Northwestern University’s Children and Family Justice Center, a MacArthur Foundation grantee for more than a decade, was another of the core groups involved in devising the legal, legislative, coalition-building and media strategy to abolish the juvenile death penalty. Center attorney Steven Drizin and Lauren Adams were deeply involved in the amicus strategy in Simmons and wrote portions of two amicus briefs filed before the Court. In November of 2000, the Center’s Director, Bernardine Dohrn, and Supervising Attorney, Steven Drizin, convened a meeting in Chicago of juvenile justice and death penalty attorneys. At this meeting, the core group unveiled and vetted its strategy. Adolescent developmental research, along with new and emerging teenage brain research, were central to the strategy of demonstrating through science that 16- and 17-year-olds were less culpable than adults.

 

These groups and others have met many times over the years. They have come to know one another well, and work closely together. In their work on the juvenile death penalty they used the medical and psychological research on adolescent development in their efforts to convince state legislatures to end the juvenile death penalty, efforts that were successful in three states, Wyoming, South Dakota, and Indiana.

These successes, coupled with earlier successes in New York, Kansas, and Montana, proved significant when Justice Kennedy said that one of the main reasons for the Supreme Court’s decision was the consensus that exists in the country against the death penalty for juveniles.

When the Supreme Court accepted Roper v.
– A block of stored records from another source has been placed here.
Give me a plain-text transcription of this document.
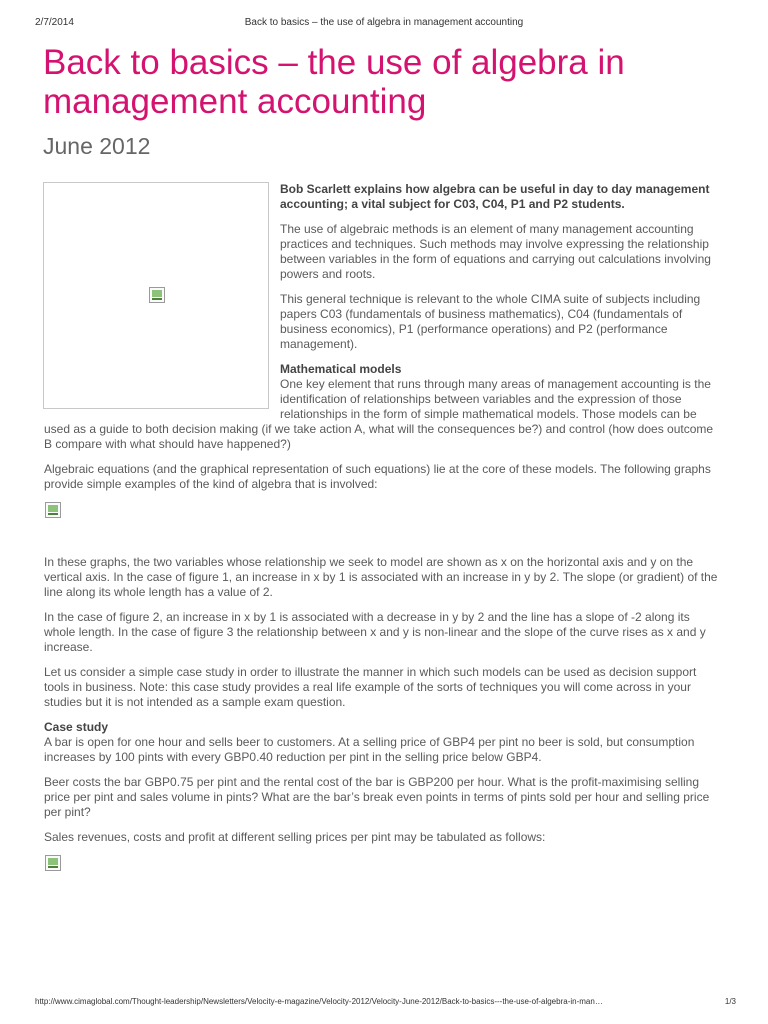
2/7/2014	Back to basics – the use of algebra in management accounting
Back to basics – the use of algebra in management accounting
June 2012

Bob Scarlett explains how algebra can be useful in day to day management accounting; a vital subject for C03, C04, P1 and P2 students.

The use of algebraic methods is an element of many management accounting practices and techniques. Such methods may involve expressing the relationship between variables in the form of equations and carrying out calculations involving powers and roots.

This general technique is relevant to the whole CIMA suite of subjects including papers C03 (fundamentals of business mathematics), C04 (fundamentals of business economics), P1 (performance operations) and P2 (performance management).

Mathematical models
One key element that runs through many areas of management accounting is the identification of relationships between variables and the expression of those relationships in the form of simple mathematical models. Those models can be used as a guide to both decision making (if we take action A, what will the consequences be?) and control (how does outcome B compare with what should have happened?)

Algebraic equations (and the graphical representation of such equations) lie at the core of these models. The following graphs provide simple examples of the kind of algebra that is involved:

In these graphs, the two variables whose relationship we seek to model are shown as x on the horizontal axis and y on the vertical axis. In the case of figure 1, an increase in x by 1 is associated with an increase in y by 2. The slope (or gradient) of the line along its whole length has a value of 2.

In the case of figure 2, an increase in x by 1 is associated with a decrease in y by 2 and the line has a slope of -2 along its whole length. In the case of figure 3 the relationship between x and y is non-linear and the slope of the curve rises as x and y increase.

Let us consider a simple case study in order to illustrate the manner in which such models can be used as decision support tools in business. Note: this case study provides a real life example of the sorts of techniques you will come across in your studies but it is not intended as a sample exam question.

Case study
A bar is open for one hour and sells beer to customers. At a selling price of GBP4 per pint no beer is sold, but consumption increases by 100 pints with every GBP0.40 reduction per pint in the selling price below GBP4.

Beer costs the bar GBP0.75 per pint and the rental cost of the bar is GBP200 per hour. What is the profit-maximising selling price per pint and sales volume in pints? What are the bar’s break even points in terms of pints sold per hour and selling price per pint?

Sales revenues, costs and profit at different selling prices per pint may be tabulated as follows:

http://www.cimaglobal.com/Thought-leadership/Newsletters/Velocity-e-magazine/Velocity-2012/Velocity-June-2012/Back-to-basics---the-use-of-algebra-in-man…	1/3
Simmons in 2003, the closely knit group of juvenile justice advocates was in a position to provide information useful to the Court in its deliberations. More than 50 child advocacy groups teamed up to file an amicus curiae brief on the case. It drew on, to a significant extent, the research done by the MacArthur network. Marsha Levick of the Juvenile Law Center and Steven Drizin of Northwestern University had primary responsibility for drafting the brief. Members of the Research Network on Juvenile Justice and Adolescent Development helped in the drafting of the amicus brief filed by the American Psychological Association, which was based primarily on “Less Guilty by Reason of Adolescence” by Steinberg and Scott.

The MacArthur Foundation believes that in grantmaking designed to support social change, an important first step is making sure that the research base of the issue is sound and that the results of the research are effectively communicated. The Supreme Court decision concerning the juvenile death penalty was an opportunity to see each of those elements in action, with a very clear result.